One has to wonder, what was the novelty? What exactly was the appeal to this young woman of a point-and-shoot disposable film camera in the first place? Should one suppose that the experience of capturing an image on film is fundamentally different than capturing an image digitally? I don’t think so. That’s not the point I wish to make. The point I do wish to make is that, if one never intends to make prints from film, and the only images one will ever see are on a screen, something is missing. And it’s more than missing an intellectual distinction. The experience of viewing a print versus viewing an image, even if the image is captured with photographic technology, is a different one. For example, imagine only ever hearing music reproduced through your earbuds without ever having experienced a live performance by your favorite band; or, for that matter, a one-hundred-piece symphony orchestra in person. Those two experiences will be markedly different.

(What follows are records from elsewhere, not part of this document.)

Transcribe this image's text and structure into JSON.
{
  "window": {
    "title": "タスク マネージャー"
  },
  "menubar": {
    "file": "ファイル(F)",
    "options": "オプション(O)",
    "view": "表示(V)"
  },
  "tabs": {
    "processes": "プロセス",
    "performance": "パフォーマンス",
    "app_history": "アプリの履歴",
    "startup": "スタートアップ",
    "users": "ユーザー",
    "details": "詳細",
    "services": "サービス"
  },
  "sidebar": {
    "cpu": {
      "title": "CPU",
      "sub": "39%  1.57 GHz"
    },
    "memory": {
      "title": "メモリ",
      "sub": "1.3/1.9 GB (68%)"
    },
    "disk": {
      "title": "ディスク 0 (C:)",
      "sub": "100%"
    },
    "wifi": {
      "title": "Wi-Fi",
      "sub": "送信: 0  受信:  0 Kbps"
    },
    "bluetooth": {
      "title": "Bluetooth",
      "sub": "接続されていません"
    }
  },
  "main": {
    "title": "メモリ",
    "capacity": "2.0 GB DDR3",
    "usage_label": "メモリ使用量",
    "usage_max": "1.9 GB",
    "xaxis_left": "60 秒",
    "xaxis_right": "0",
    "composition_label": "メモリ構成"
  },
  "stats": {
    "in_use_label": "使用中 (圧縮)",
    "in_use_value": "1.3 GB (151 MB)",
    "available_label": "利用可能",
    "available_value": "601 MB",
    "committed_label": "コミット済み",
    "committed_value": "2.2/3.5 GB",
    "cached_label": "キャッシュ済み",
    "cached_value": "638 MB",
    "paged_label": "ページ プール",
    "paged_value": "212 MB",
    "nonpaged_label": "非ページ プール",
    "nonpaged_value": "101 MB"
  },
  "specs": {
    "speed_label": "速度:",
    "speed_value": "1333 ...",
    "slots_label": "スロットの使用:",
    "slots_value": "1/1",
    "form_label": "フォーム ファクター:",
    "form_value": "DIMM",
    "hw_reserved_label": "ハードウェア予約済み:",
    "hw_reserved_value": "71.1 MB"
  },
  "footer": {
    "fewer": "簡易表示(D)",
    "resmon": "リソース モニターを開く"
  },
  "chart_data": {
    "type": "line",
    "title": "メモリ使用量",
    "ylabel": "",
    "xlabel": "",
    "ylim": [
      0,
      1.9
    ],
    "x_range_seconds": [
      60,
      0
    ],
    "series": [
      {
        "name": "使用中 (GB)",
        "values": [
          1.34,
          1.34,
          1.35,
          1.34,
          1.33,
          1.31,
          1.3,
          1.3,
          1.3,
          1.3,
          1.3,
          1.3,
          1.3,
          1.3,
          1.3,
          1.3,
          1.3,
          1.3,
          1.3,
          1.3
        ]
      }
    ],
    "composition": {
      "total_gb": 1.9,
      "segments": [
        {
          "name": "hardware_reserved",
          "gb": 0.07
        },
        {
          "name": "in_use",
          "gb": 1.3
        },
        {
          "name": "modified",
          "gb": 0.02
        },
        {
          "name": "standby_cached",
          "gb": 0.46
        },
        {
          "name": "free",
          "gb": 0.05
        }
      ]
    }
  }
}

It’s an encouraging sign, though I suppose, that highschool and community college students still buy mechanical Minoltas on eBay, and that a plethora of videos are available on YouTube that explain how to use grandpa’s Pentax, Canon AE-1, or Nikon F. Such “vintage” cameras can also be found in the used-equipment vitrine at any camera store. But do I need to write any further about the importance of broadening the public’s understanding about the inherent values of analog photography; not the least of which is its tangibility, of creating one-of-a-kind objets d’art and preserving them for oneself, for one’s audience, and for posterity? The film was THERE at the instant of creation, physically touched by the artist and, perhaps, in the presence of a living subject too. What a remarkable provenance for an historical record! It adds significance to the concept of possessing something original, of owning the moment; if not for the photographer then for the recipient of a tangible print.
A small envelope containing six strips of 35mm black-and-white negatives, thirty-six little frames of celluloid, will apparently languish in the ready-for-pickup bin at Mike’s Camera for months or years to come. I admit I’ve belittled Ms. X for her lack of knowledge and imagination. But I do so to illustrate a lamentable, deliberately-imposed ignorance about technologies that have been displaced by a careless society; displaced not by something better; just different. If existing technologies are forgotten, suggesting they’re of lesser importance than anything and everything newer that comes along, we diminish our intellectual capacity as a society to enjoy art.
This episide has, since, repeated itself. Only this time, the bewildered photographer brought in a “real” cameras — not a disposable camera, and didn’t even know how to take the film out of the camera. 😁 Why?